Article

A new dawn for the UK’s renewable energy sector?

The decision to reinstate government support could reassure risk-averse investors.

March 09, 2020

The UK’s onshore wind and solar energy sectors could benefit from a new lease of life after a government rethink on support as it pushes towards ambitious 2050 carbon reduction goals.

The UK government is to allow onshore wind and solar PV projects to once more compete for the Contracts for Difference (CfD) mechanism, which underpins guaranteed revenue from energy sales for 15 years.

Investment in onshore wind and solar PV has been lagging since the withdrawal of government support via the Renewables Obligation scheme in 2015. Last year saw just 1GW of solar PV and onshore wind projects delivered, compared with an average of 3.2GW annually for the previous 5 years and 4.7GW for 2015 alone.

The first of the new, biennial CfD auctions will take place in 2021 and allowing onshore wind and solar back in is expected to spur investment in both technologies, says Andreana Todorova, associate director, JLL Energy & Infrastructure Advisory.

“The greater long-term price predictability that comes from a CfD will see investors who recently shied away from the market come back,” she says. “Equally, it will help attract new investors who have perhaps achieved some scale elsewhere and are looking to replicate that in the UK or to diversify into new geographies.

“Those with existing renewable energy portfolios in the UK are also likely to feel reassured and now look to move forward with bolder plans.”

A new energy dynamic

While energy prices have been falling, the sector still holds sway with institutional investors who have inflation-linked return expectations and seek to make more sustainable investments.

Its returns are still attractive on a risk-adjusted basis, especially in a blended portfolio which combines assets from multiple locations and technologies, Todorova says.

“It’s something many investment managers with renewable energy sector-focused funds have aimed for in recent years.”

The most competitive onshore wind and solar PV projects can now deliver electricity at prices below £40 per megawatt hour, lower than average wholesale electricity prices for the last 12 months.

Projects at remote locations such as the Orkney Islands are being delivered at a record low CfD price of about £45 per megawatt hour, half the level secured by the Dorenell onshore wind farm in 2015.

Yet returns have stability on their side. “Both domestic and international pension fund capital likes the 15-year horizon,” Todorova says. “While it’s in their typical time range, it will also allow for any upturn in energy prices come 2036.”

Playing catch-up

Since being deprived of any support mechanisms in recent years, solar PV developers in the UK have struggled to deliver projects due to the country’s climate, which has less sunshine than those in southern Europe. Spain, for example, is home to the continent’s largest solar park. The 500-megawatt Núñez de Balboa facility by Iberdrola has benefited from demand for energy from corporates seeking PPAs (power purchase agreements).

Other challenges have included the uncertainty arising from Brexit and resistance among local authorities in the UK to grant planning permission for onshore wind – although development has received a warmer welcome in Scotland than in England.

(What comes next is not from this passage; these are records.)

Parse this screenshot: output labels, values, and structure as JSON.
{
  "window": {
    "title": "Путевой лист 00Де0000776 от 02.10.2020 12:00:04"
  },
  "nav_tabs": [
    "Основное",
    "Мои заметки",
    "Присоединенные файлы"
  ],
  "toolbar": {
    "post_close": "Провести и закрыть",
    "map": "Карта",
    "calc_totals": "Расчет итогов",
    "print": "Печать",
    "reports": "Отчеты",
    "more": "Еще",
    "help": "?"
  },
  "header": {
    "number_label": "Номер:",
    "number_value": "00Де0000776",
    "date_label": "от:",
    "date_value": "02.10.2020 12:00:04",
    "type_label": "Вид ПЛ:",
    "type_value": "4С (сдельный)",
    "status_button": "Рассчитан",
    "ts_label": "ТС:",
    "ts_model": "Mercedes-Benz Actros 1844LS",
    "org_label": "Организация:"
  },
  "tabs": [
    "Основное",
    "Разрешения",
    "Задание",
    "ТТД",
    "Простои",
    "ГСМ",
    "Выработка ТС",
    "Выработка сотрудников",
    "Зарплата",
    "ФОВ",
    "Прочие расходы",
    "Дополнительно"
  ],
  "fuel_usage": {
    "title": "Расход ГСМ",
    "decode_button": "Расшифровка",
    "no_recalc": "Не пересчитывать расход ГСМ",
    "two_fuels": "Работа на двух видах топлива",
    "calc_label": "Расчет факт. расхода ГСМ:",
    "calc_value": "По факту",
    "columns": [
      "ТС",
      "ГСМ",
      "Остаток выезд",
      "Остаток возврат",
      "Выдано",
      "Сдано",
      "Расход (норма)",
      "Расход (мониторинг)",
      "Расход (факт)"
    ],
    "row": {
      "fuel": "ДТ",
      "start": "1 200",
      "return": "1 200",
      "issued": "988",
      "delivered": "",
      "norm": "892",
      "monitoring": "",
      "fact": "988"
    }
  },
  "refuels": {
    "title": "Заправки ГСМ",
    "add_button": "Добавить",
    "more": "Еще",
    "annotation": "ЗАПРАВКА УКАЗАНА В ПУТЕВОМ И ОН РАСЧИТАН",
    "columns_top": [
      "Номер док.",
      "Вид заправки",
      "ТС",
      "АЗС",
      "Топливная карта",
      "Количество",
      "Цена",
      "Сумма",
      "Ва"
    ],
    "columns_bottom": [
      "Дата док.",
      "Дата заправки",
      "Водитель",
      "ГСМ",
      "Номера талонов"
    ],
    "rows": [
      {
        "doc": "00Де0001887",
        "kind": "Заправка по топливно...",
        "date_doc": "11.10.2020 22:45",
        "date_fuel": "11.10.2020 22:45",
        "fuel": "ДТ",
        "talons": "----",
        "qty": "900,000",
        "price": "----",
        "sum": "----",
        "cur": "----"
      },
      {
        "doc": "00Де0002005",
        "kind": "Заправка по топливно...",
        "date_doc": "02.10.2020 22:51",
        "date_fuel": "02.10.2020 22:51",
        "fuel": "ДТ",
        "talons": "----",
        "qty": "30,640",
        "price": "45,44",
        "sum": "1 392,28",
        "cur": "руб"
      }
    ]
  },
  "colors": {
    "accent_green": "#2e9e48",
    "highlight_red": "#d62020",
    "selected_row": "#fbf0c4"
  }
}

Nevertheless, UK onshore and mainly offshore wind combined added 2.4 gigawatts of new capacity last year, making it Europe’s highest, according to WindEurope.

Todorova says that across the UK, the return of government support means that larger project pipelines could now emerge.

“We are likely to see greater opportunity for scale in a market where there is fresh government support,” Todorova says. “We’ve seen how CfDs have provided security to both developers and investors in the past”.

“More projects can and should now be financed and delivered at a lower cost of capital.”

Net zero in mind

The biggest announcement for UK’s renewable energy in recent years is also a significant step towards meeting net-zero target by 2050.

To reach that, around 135 gigawatts of new wind and solar PV capacity need to be delivered over the next 30 years, or 4.5 gigawatts each year, according to Aurora Energy Research.

“The decision helps the UK step up its renewable energy drive,” says Todorova. “But it also has the potential to increase the diversity of new capacity being built; a range of clean energy sources is needed if the UK is to meet its 2050 targets. The return of government support is a timely and necessary boost.”